The Teatro Municipal’s music director Jan Latham-König has conducted many a Wagner and Strauss opera in Santiago – and trusting him Die Zauberflöte seemed to be a choice for heavy Mozart playing, as in the days in which Harnoncourt was just a baby. That preconceived notion was soon dispelled in the first bars of the overture: Latham-König’s Mozart not only is structurally crystalline but also dramatically and coherently conceived. His eye for detail and his care with clear pheasing are praiseworthy, and the orchestra’s dry string playing and the occasionally blunder in the brass section could easily be overlooked. Michael Hampe’s understated production verged on the artless and one could easily think of budget limitation, but in the end the show’s old-fashioned charm found a convincing note. Some moments really gave me the feeling of watching a production sprung from a black and white picture from the 30’s – and I only hope this was intentional!

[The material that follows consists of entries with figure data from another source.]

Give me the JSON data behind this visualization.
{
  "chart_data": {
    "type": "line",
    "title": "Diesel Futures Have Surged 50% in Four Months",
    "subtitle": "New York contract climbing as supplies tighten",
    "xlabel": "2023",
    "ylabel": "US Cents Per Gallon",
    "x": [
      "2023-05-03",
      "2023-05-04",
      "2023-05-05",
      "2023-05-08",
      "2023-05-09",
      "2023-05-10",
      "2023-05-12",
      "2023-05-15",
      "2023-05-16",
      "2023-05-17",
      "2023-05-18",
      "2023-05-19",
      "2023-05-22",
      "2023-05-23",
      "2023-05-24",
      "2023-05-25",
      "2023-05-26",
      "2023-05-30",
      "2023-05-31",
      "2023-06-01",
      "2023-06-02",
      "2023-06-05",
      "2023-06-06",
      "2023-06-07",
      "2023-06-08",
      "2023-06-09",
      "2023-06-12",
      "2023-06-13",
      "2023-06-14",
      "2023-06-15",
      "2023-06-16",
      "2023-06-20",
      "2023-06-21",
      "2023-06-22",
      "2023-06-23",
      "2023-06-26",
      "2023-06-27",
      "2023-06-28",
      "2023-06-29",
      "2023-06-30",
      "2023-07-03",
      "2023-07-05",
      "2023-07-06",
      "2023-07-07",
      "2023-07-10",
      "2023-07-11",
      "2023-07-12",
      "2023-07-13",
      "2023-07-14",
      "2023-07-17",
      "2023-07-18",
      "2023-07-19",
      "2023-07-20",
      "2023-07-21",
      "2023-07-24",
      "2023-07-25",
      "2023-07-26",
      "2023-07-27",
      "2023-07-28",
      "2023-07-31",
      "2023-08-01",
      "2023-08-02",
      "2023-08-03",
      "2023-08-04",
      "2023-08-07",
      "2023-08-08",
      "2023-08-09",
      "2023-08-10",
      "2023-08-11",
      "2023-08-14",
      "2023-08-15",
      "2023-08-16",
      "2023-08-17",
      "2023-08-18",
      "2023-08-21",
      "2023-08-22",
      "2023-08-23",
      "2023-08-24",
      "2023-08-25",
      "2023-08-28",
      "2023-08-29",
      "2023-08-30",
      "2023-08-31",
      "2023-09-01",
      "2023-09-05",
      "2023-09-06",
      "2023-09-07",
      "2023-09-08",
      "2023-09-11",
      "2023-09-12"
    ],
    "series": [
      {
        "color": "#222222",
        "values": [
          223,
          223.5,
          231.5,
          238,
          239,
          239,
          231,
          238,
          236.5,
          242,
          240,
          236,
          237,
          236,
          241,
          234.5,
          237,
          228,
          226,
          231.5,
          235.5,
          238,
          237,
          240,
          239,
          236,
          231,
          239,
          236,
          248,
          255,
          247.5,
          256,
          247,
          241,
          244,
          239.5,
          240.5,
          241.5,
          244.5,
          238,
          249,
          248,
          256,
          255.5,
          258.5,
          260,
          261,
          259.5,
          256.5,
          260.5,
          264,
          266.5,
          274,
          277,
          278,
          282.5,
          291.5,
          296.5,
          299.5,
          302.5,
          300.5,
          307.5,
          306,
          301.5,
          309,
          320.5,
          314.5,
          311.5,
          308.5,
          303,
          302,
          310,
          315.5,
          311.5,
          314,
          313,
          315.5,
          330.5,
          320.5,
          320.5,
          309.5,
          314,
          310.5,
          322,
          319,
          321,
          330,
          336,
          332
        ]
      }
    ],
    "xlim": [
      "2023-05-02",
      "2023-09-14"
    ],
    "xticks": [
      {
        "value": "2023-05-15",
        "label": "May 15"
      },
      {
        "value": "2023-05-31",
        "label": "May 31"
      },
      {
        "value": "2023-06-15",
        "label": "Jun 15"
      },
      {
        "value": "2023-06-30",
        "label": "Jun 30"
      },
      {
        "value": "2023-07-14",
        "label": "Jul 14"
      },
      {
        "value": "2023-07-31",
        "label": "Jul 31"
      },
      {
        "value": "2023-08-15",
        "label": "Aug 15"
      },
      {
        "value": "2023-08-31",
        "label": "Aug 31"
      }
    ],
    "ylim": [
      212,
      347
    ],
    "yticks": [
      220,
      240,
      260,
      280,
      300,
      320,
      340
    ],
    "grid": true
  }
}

Conductor and director had an animated cast to work with. I confess I was not really excited to read that Valentina Farcas was taking the role of Pamina. My previous experience with this singer was Salzburg’s video of Die Entführung der Serail, in which she is an extremely metallic-toned Blondchen. Live her soprano is far warmer, if diminute and lacking roundness in the higher reaches. Despite those drawbacks, she produced a most sensitive Ach, ich fühl’s. From this aria on, she showed her strengths in floating pianissimi and an impressively long breath. As the Königin der Nacht, Canadian soprano Aline Kutan resisted the temptation of making it pretty and produced forceful intense accounts of her arias. Her in alts are certainly impressive and her fioriture are really accurate. French tenor Xavier Mas has an extraordinarily velvety voice and a caressing line, but his whole method is too heavy for such a lyric instrument. Because of that, his ascents above high f were invariably tense. Maybe if he could relax and adopt a higher and more natural placement, he would achieve optimal results. It was good to see again Rodion Pogossov’s beautifully sung Papageno. He has indeed a most likeable stage persona – and witnessing him out of Julie Taymor’s Met Zauberflöte is an evidence that a less intrusive production is always healthy. Kristinn Sigmundsson was in excellent voice as Sarastro, dealing with the role’s problematic tessitura without any difficulty and singing his lines with true feeling for Mozartian style. The Teatro Municipal has some good talents at its disposal – the three ladies were excellent, especially Evelyn Ramírez’s Third Lady. Her strong contralto is a true find. Jenny Muñoz’s bell-toned Papagena was certainly refreshing and Gonzalo Araya was a firm-toned Monostatos.